To joint together the back and the front, you have four seams to make: both of the shoulders, and both under the arms. The coat not having to be lined, you will make these seams with a closed backstitch by hand or with the machine, and you will open well the seam on the wrong side, while slightly wetting it and by with an iron fairly hot. This ironing is also done on the wrong side. Finally, to prevent the seam allowances of these seams fraying themselves, you will edge them with a ribbon known as extrafort, or with a small ribbon put straddling on each edge. At the bottom, you will fold up the fabric and you will maintain this fold by a stitching. If you can do it with the machine, that will be better.

One of the sides of the coat carries the buttons. On the other, you will not make buttonholes, this would be too difficult. Besides, one abandons the idea more and more for . Under the edge, you place elastic the width of a narrow flat soutache, and you sew this elastic from to bottom of the coat, but while leaving free four spaces intended to fasten the four buttons.

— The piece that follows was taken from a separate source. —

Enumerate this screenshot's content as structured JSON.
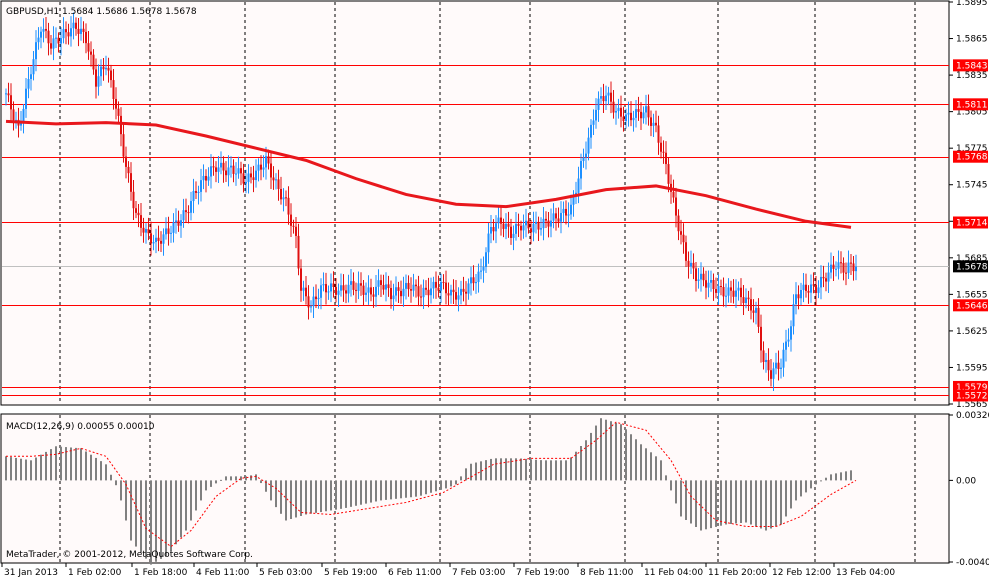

This is very simple and holds very well. As for the buttons themselves, if you do not have any, you will take simply a button of china or mother-of-pearl, that you will cover with taffeta or velvet. The fabric is brought back underneath by twisting the thread around, which makes the button a shank useful to sew it.

You will be able to even use these small flat buttons in gilded metal that one sees frequently on men’s gloves and even on women’s gloves. You father will readily abandon to you his old gloves.

Since we have supposed that you chose the wool or velvet, or velvet thick enough to make this , we did not speak about lining. However if you want to line it, here is how it is necessary to proceed:

First of all, cut out and sew the coat as it is said above, that-is-to-say as if it were not to be lined. Then, on the same patterns, cut out the lining while keeping it very slightly a little larger than the top.

This seems astonishing to you, since it will be inside; it is however thus. This little trick of cut will prevent the top from pulling at the seams and to become deformed.

The lining once cut, you baste it to the wrong side of your coat and turn back one side on the other with hemstitching without affecting the drape. The cloth and its lining will be held together only by the neck, the armholes and the outline of the coat. To line a garment, a slippery fabric is employed: silk, satin or lustrine [a glossy silk cloth, also known as lustring]. In any case, this is a requirement for the sleeves.

If you line the coat, I advise you to trim it, at the bottom and along the two sides of the front, with two or three rows of stitching of which the first will be made at one half- centimeter from the edge. This embellishment will prevent the lining slackening and from making a bag at the bottom of the garment.